Mais il y a d’autres types de préfaces, et celle de Richard Krawiec est essentielle. C’est une porte d’entrée dans son roman autant qu’une mise en garde. Attention où vous mettez les pieds, ce livre n’est pas à mettre entre toutes les mains. Les adorateurs des histoires qui se finissent bien, où la rédemption et l’amour sont au bout du chemin, ne sont pas les bienvenus ici. Dans Vulnérables, on prend le lecteur par la peau du cou, on le balance sans ménagement dans le tambour d’une machine à laver lancée à pleine puissance et on ramasse les morceaux à la fin du programme.
Il y a quelques années, les magnifiques éditions 13ème Note s’étaient données pour ambition de publier les auteurs les plus marginaux, les plus défoncés et les plus paumés de la littérature américaine. Sous le patronage spirituel de John Fante et de son disciple Charles Bukowski, les auteurs 13ème Note racontaient leurs déboires, leurs bitures et leurs expériences du fin fond du caniveau. C’était de la littérature noire, mais pas au sens polar et détective. C’était noir comme la nuit, noir comme la crasse, noir comme le désespoir. C’étaient des récits d’hommes qui chutent et qui n’ont rien à quoi se raccrocher. C’étaient des histoires d’hommes qui étaient tombés avant de découvrir qu’il n’y avait personne pour les relever.

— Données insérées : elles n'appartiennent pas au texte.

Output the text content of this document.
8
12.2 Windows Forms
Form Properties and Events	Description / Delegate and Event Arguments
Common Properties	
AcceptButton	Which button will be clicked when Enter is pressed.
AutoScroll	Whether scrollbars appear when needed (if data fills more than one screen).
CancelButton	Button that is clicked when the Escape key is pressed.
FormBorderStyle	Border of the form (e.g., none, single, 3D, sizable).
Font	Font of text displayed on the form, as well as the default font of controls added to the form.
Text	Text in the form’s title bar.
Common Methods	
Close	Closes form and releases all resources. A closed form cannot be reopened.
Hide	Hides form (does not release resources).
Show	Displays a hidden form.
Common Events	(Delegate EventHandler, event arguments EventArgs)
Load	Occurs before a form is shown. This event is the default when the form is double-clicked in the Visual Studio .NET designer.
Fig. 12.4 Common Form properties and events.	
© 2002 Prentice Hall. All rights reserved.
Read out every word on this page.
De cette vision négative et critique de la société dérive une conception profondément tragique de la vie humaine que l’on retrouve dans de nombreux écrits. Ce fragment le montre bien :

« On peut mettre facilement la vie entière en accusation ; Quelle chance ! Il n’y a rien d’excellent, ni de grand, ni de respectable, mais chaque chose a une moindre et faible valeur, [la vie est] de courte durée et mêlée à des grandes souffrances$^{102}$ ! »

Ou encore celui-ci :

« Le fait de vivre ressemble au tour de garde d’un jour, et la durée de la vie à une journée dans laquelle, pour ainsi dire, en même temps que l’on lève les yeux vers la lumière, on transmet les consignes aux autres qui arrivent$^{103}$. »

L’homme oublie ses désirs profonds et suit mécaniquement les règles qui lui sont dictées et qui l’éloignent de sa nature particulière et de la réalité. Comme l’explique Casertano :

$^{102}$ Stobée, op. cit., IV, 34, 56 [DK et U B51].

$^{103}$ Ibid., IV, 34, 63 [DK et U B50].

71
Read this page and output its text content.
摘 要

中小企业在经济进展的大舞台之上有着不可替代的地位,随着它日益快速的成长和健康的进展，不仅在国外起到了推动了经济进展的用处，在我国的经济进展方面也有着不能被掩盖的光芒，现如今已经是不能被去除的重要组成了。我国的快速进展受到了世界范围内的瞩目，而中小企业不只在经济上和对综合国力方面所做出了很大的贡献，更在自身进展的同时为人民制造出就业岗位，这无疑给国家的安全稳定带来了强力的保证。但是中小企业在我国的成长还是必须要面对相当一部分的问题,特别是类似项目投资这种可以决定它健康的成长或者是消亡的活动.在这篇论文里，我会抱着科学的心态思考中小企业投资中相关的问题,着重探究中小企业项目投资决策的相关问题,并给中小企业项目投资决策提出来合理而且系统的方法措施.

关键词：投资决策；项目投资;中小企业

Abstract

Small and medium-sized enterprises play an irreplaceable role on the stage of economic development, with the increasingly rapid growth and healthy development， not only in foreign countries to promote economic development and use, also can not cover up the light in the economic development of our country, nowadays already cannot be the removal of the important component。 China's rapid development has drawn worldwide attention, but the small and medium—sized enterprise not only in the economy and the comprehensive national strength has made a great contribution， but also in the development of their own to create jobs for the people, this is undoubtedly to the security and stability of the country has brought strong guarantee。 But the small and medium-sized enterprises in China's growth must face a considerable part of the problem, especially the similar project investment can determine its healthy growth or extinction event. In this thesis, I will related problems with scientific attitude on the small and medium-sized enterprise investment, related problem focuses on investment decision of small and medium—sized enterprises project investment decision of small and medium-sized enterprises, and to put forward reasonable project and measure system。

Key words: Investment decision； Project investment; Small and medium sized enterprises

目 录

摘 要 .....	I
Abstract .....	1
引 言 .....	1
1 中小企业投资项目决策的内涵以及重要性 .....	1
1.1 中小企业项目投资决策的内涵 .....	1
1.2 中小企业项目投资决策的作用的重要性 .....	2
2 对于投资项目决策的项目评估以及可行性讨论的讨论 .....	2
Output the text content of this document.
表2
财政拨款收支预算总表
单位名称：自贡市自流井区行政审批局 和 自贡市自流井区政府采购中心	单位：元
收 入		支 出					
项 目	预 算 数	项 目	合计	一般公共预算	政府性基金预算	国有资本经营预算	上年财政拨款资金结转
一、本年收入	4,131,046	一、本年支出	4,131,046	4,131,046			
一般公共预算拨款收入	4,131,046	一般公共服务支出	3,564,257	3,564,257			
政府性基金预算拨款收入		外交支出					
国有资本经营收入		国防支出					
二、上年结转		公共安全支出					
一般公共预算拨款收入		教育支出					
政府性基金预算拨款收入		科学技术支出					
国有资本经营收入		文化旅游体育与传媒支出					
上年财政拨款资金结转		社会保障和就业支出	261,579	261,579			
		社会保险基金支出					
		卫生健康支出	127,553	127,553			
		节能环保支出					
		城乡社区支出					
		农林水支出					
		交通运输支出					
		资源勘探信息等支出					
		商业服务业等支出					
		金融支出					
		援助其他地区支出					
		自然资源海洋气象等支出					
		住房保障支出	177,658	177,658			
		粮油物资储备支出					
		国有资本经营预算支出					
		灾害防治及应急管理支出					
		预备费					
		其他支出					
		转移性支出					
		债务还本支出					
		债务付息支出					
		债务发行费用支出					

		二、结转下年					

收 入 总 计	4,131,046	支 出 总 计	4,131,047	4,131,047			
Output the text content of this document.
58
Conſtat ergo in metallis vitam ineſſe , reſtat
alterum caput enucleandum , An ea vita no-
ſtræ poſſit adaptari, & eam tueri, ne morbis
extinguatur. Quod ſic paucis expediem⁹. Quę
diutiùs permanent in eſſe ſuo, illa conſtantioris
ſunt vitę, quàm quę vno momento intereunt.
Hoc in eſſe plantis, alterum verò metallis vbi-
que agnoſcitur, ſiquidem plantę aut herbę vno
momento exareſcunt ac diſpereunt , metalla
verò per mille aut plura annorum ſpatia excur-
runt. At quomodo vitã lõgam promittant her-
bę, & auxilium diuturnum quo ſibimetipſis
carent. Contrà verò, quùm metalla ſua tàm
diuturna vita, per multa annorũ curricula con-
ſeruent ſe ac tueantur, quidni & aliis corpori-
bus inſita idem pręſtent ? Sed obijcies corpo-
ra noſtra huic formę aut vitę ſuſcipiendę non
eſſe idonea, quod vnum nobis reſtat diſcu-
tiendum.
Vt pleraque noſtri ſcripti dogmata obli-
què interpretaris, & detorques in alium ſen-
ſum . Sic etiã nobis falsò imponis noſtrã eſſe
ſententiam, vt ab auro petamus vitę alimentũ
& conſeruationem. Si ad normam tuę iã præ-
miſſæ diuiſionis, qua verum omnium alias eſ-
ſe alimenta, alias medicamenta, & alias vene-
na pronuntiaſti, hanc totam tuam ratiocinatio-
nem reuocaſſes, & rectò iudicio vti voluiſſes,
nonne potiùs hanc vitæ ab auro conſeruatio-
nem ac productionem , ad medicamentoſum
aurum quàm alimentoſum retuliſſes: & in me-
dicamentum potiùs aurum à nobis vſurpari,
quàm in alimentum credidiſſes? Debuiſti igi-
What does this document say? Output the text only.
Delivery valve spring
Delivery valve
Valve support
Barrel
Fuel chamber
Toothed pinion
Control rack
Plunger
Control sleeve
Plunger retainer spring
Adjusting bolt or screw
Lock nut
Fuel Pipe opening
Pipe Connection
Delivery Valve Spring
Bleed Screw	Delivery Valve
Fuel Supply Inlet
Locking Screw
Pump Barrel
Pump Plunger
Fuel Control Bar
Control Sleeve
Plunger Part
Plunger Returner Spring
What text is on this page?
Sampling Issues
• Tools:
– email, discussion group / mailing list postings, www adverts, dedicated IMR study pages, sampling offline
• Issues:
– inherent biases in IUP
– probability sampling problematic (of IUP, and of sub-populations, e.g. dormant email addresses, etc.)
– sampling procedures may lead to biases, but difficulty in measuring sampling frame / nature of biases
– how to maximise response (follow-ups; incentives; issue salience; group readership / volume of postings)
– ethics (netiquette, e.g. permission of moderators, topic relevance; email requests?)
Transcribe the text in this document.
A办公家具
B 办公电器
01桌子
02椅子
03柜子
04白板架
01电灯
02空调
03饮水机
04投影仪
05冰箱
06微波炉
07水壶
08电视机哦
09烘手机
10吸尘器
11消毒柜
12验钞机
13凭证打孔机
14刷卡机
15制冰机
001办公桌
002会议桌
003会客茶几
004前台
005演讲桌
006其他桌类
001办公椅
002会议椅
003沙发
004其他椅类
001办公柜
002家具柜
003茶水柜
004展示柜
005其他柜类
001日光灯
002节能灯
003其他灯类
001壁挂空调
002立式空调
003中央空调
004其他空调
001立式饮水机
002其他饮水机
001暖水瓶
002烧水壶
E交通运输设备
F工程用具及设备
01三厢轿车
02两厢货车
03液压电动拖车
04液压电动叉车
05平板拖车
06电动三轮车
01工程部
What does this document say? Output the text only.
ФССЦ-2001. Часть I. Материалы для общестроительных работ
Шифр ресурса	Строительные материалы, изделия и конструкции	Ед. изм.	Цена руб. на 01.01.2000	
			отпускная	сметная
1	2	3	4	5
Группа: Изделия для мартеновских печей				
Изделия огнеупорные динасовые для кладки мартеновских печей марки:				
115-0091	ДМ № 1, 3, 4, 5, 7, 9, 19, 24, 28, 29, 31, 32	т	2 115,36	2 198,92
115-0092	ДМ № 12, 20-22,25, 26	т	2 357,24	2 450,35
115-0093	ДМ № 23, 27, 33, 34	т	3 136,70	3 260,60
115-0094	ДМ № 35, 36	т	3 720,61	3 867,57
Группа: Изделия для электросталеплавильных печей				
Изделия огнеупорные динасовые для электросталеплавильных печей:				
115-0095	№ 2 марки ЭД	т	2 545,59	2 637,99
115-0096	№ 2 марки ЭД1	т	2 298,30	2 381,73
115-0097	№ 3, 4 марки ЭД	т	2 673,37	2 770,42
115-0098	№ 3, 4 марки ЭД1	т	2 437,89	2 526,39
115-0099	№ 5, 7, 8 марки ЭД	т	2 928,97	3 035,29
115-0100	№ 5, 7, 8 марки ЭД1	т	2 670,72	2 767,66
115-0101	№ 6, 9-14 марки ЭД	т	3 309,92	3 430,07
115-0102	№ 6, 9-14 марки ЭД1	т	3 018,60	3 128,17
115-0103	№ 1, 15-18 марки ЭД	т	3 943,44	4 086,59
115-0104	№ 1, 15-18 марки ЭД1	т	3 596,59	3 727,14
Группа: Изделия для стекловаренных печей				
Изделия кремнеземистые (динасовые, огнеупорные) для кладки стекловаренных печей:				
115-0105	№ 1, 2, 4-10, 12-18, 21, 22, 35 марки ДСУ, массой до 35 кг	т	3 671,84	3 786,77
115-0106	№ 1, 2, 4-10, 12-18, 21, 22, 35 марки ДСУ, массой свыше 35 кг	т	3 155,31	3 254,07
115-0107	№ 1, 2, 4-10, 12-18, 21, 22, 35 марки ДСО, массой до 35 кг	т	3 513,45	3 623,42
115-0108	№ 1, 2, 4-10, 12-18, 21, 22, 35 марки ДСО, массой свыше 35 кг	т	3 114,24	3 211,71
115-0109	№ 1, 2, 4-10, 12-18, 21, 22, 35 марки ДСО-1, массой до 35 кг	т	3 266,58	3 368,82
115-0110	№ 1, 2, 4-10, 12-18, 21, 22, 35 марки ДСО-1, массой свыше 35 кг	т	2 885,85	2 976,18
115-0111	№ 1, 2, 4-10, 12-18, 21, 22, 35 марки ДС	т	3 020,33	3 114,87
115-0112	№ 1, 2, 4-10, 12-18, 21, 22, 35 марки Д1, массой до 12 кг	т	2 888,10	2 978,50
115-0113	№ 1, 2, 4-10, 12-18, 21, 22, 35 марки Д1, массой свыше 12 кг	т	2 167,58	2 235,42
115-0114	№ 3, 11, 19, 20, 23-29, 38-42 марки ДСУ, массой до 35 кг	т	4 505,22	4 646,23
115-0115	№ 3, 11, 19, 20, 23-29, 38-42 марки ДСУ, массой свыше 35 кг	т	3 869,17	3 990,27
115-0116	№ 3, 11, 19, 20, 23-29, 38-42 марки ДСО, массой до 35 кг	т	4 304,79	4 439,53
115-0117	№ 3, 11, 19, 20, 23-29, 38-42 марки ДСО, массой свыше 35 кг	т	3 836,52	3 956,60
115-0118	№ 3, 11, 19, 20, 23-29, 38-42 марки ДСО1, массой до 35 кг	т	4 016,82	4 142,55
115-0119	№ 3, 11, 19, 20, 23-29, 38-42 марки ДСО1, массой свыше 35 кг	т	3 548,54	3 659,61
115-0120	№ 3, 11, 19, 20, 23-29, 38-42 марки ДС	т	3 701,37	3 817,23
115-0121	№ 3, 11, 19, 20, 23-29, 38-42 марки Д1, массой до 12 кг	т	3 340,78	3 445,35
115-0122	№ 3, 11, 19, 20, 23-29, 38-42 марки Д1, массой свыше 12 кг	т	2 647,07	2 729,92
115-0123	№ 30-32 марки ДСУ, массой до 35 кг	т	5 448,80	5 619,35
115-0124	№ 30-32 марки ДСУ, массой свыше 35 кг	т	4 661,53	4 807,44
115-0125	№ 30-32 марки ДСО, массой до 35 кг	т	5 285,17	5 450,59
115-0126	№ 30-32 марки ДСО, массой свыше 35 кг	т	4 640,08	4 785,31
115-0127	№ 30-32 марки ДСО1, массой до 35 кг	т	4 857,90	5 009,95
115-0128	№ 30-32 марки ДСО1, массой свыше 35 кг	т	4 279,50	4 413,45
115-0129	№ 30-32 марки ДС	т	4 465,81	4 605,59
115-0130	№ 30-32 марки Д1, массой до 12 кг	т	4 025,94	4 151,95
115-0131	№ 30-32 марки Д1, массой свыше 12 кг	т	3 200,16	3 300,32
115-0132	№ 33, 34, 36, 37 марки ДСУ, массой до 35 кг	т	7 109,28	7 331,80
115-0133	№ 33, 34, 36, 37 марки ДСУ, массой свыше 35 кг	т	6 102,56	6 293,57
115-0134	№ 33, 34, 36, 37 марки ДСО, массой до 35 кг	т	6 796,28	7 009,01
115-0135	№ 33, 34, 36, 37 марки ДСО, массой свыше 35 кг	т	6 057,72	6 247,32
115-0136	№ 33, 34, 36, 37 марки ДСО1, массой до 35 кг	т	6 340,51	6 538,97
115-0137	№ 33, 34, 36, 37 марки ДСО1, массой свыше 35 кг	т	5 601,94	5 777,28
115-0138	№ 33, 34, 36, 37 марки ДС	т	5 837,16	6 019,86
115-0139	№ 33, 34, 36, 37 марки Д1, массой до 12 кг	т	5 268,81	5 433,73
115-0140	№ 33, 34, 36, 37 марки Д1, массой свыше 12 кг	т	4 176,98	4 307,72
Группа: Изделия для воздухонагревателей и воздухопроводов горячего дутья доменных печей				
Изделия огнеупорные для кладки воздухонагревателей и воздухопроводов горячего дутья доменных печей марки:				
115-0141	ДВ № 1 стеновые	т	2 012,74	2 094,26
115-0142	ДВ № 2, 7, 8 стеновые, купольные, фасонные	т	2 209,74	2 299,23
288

Malheureusement, l’aventure 13ème Note n’a duré que cinq ans. Les (anti) héros des livres qu’ils éditaient n’avaient pas une espérance de vie plus longue une fois qu’ils avaient plongé dans le sordide.
C’est l’idée qui m’a habité au fil de ma lecture. Vulnérables aurait tout à fait eu sa place dans le catalogue 13ème Note. C’est un compliment. C’est même une déclaration d’amour. Les romans où des personnages luttent de bout en bout pour sauver leur peau mais qui ne se rendent pas compte qu’ils creusent chaque jour un peu plus leur propre tombe me fascinent. N’est-ce pas là la définition du romantisme ? La synthèse entre l’ardent et le triste ? L’homme qui se débat alors que tout espoir est déjà envolé ?
Vulnérables raconte l’histoire d’une déchéance, et son acceptation. Billy retourne vivre chez ses parents qu’un récent cambriolage a traumatisé. Sa vie de petit délinquant minable a déçu sa famille. En retournant dans la maison de son enfance pour protéger ses parents, Billy essaye de racheter ses fautes, et combattre l’homme qu’il est. Mais il est déjà arrivé au bout de la route. En pourchassant une espèce de doppelgänger dans les rues tristes et sans avenir de cette banlieue pavillonnaire, il tente de s’approcher d’une improbable rédemption. Pour cela, il s’accroche aux rares branches qui ne sont pas encore mortes, comme son neveu obèse et touchant Stevie ou cette femme, Sharon, qui lui a tapé dans l’œil malgré la polio qui lui a ravagé la jambe.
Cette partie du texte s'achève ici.